Les deux dernières recommandations du rapport vont faire plaisir aux associations de malades car elles préconisent que sur la base de cas cliniques, "on puisse définir une offre thérapeutique initiale permettant de traiter les patients affectés par une symptomatologie somatique persistante, et garantir son remboursement par la sécurité sociale". Ce qui est loin d’être le cas aujourd’hui . Une situation qui pousse de nombreux malades, notamment en Moselle Est ou dans les Vosges qui recensent le plus grand nombre de personnes piquées par les tiques ( plus de 5000 par an en Grand-Est) , à aller se faire soigner de l’autre côté de la frontière chez nos voisins allemands, pour des sommes parfois exorbitantes.
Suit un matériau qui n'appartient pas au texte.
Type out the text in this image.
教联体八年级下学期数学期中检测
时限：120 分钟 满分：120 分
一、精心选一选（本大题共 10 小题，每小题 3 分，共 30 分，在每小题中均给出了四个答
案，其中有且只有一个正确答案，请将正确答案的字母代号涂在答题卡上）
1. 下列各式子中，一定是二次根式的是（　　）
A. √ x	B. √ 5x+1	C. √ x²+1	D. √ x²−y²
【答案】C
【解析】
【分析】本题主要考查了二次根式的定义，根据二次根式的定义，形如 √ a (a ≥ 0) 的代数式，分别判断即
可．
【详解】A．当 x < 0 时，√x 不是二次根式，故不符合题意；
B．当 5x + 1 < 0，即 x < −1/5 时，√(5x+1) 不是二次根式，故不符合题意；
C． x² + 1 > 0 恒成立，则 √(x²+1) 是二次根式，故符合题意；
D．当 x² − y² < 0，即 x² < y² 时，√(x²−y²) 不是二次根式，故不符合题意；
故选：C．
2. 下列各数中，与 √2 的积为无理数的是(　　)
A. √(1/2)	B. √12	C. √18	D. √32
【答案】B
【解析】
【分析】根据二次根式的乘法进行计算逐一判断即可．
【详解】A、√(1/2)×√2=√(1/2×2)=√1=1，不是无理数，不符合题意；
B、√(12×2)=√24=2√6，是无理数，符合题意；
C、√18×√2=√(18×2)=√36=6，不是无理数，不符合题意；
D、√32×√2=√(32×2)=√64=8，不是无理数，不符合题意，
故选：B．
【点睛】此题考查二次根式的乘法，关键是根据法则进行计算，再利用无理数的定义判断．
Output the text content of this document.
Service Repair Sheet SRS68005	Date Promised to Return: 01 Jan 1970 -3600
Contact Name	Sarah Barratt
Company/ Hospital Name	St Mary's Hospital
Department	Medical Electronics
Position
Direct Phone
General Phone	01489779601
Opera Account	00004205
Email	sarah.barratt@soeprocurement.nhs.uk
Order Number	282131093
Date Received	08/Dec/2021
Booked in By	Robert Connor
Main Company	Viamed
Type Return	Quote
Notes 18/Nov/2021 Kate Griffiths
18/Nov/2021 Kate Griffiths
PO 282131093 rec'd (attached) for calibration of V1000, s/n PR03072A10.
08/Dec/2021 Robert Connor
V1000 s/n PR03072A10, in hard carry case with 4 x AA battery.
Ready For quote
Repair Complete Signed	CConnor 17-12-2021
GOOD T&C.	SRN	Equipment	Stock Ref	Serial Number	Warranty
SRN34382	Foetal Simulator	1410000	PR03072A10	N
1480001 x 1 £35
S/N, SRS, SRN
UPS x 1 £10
Pour Nicole Trisse, "la France doit pouvoir proposer un parcours de soin et une prise en charge digne de ce nom aux malades de Lyme ou de quelconque maladies vectorielle véhiculée par les tiques" ( car il y a d’autres maladies que la borréliose…). Une prise en charge psychologique lui parait également indispensable pour permettre aux patients de retrouver une vie normale. Car les symptômes parfois divers, diffus et pourtant très invalidants, finissent par avoir un effet délétère sur le mental.
Elle rappelle l’urgence de la situation qui coûte déjà très cher au système de santé, entre l’errance médical et les arrêts maladie pour ceux qui ont des problèmes graves neurologiques. Plus de 900 personnes ont été hospitalisées dans ce cadre en 2019, pour notamment des problèmes cardiaques.
Nisole Trisse a reçu l’assurance du Président Emmanuel Macron pour le financement de recherches sur les maladies vectorielles et s’en réjouit. Des groupes de travail se basant sur le rapport devraient avoir lieu dès l’automne.